In his real-world experiences during the Civil War, Bierce witnessed a great deal of bloodshed. He also won recognition for saving a badly wounded friend during battle and even sustained a dangerous brain injury himself. But his treatment of the fictional Farquhar does not seem to indicate that it caused him to become bitter or to hate those individuals against whom he fought. If anything, the story seems to suggest that the tragedy of war itself reaches on and on, into spaces we cannot completely know or understand.
Instead of demonizing Farquhar or the Confederate cause, Bierce explores death in this story—something anyone will experience, regardless of where their loyalties lie. Bierce presents death as a formal affair, with the narrator describing it as
a dignitary who when he comes announced is to be received with formal manifestations of respect, even by those most familiar with him.
Similarly, Farquhar, in a ceremoniously solemn way, fixes his thoughts on what is most important to him in his last moment: his family and children (or, at least, he attempts to—in reality, he imagines escaping death and returning to them). Bierce highlights, too, the various sensations someone being executed might experience, from dread and delirium to the sharp pain of a snapping neck.
Thus, while "An Occurrence at Owl Creek Bridge" is not a true story, Bierce certainly gives the story a sense of realism through his believable depictions of death.
Is "An Occurrence at Owl Creek Bridge" a psychological case study and therefore not true fiction, or does the story use psychology?

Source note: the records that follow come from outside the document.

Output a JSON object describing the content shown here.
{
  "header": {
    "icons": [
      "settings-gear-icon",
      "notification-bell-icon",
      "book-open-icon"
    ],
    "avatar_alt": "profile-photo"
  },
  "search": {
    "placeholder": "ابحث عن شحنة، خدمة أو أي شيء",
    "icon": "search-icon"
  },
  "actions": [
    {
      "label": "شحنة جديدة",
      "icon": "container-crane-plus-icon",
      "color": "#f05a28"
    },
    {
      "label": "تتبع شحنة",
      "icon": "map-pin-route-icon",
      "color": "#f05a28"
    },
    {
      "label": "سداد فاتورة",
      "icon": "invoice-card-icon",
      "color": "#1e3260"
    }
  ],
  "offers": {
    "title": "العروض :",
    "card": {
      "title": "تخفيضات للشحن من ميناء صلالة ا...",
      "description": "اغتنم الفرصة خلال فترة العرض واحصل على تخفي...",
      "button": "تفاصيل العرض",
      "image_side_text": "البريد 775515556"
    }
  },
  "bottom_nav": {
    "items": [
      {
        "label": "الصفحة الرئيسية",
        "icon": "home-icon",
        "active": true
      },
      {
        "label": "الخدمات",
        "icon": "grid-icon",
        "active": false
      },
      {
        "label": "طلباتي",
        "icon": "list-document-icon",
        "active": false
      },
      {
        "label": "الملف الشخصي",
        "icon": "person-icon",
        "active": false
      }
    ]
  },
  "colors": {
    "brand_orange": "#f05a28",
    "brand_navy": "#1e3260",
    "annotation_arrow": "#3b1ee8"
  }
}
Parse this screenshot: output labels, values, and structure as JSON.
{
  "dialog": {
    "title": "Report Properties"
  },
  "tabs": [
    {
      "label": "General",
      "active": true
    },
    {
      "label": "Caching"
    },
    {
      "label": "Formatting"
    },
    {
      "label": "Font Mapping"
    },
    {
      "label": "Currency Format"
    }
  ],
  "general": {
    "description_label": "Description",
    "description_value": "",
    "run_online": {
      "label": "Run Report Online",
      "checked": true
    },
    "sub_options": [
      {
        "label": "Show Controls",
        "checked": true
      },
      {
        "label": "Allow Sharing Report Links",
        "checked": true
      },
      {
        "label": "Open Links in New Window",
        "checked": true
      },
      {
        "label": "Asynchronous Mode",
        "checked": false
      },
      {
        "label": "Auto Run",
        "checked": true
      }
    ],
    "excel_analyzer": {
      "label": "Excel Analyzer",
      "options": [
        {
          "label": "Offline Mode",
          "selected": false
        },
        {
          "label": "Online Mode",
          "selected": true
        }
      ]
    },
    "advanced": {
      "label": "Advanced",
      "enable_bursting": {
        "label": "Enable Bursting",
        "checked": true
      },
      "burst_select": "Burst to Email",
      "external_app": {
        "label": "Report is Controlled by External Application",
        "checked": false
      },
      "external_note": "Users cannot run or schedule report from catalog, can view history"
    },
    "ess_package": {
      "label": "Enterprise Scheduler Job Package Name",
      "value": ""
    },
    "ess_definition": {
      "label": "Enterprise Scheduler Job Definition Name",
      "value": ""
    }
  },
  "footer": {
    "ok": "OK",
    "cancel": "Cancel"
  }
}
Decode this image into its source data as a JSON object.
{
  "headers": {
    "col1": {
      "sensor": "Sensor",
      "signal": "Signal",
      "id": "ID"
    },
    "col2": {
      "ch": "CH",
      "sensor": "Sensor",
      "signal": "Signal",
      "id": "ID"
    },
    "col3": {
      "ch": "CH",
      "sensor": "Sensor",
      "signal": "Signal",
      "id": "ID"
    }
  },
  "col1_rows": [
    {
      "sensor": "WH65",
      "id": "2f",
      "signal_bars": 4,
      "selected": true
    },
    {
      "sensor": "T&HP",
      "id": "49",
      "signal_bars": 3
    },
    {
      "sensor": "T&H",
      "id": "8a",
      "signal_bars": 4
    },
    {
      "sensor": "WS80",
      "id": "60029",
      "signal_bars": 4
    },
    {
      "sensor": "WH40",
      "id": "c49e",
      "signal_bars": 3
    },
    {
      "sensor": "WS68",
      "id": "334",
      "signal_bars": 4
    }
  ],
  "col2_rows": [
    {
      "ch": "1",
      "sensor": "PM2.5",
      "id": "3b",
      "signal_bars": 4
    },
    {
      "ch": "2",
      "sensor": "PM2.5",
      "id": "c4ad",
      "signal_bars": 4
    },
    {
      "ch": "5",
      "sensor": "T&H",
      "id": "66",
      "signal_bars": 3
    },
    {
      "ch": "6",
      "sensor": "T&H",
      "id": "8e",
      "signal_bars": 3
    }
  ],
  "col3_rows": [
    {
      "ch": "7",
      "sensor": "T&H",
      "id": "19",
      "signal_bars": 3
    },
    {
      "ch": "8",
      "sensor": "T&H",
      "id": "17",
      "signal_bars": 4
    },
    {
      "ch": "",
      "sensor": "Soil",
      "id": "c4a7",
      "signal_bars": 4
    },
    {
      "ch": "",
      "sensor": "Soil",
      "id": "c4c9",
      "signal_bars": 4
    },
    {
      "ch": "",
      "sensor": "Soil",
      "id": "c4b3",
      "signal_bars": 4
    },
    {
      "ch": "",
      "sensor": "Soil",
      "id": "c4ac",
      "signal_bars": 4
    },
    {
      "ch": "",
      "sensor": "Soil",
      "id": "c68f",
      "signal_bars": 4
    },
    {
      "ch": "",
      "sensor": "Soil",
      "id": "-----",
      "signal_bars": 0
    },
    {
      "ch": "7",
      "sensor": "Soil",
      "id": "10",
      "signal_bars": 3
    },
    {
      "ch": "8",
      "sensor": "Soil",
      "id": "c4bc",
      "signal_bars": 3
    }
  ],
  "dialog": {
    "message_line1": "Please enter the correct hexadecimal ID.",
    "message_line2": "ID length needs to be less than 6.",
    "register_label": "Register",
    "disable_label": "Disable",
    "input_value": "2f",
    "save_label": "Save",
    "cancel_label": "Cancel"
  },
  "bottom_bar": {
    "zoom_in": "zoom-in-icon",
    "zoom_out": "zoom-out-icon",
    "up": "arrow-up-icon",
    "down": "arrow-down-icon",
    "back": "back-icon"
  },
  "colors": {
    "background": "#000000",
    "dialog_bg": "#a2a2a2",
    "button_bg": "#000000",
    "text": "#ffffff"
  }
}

Bierce did not write a case study of the workings of Peyton Farquhar's mind. He wrote a compelling story with a dramatic and largely unexpected conclusion. In dealing with the psychological aspects of Peyton's facing his own death, Bierce developed Peyton's character, drew us into his experience, and very effectively structured his story so that its conclusion is especially powerful--and realistic.
Bierce's focus is not upon the psychological workings of the human mind, in general, or in Peyton's specific case. In its full context, the story focuses upon the death of one man during war, thus showing the nature of war itself. The title is ironic and points to Bierce's theme. In the wider context of the war, Peyton's hanging at Owl Creek Bridge is only "an occurrence." War is a force that overwhelms individuals and negates the value of individual human lives. To the Union soldiers who execute Peyton, he is just another casualty of war, and hanging him is another of the jobs they are expected to perform. By taking us inside Peyton's mind, however, Bierce makes him a husband and a father who loves his family and tried to protect his home. This was Bierce's intent: to humanize Peyton, to make his death meaningful and sad, and to show the nature of the force that destroyed him.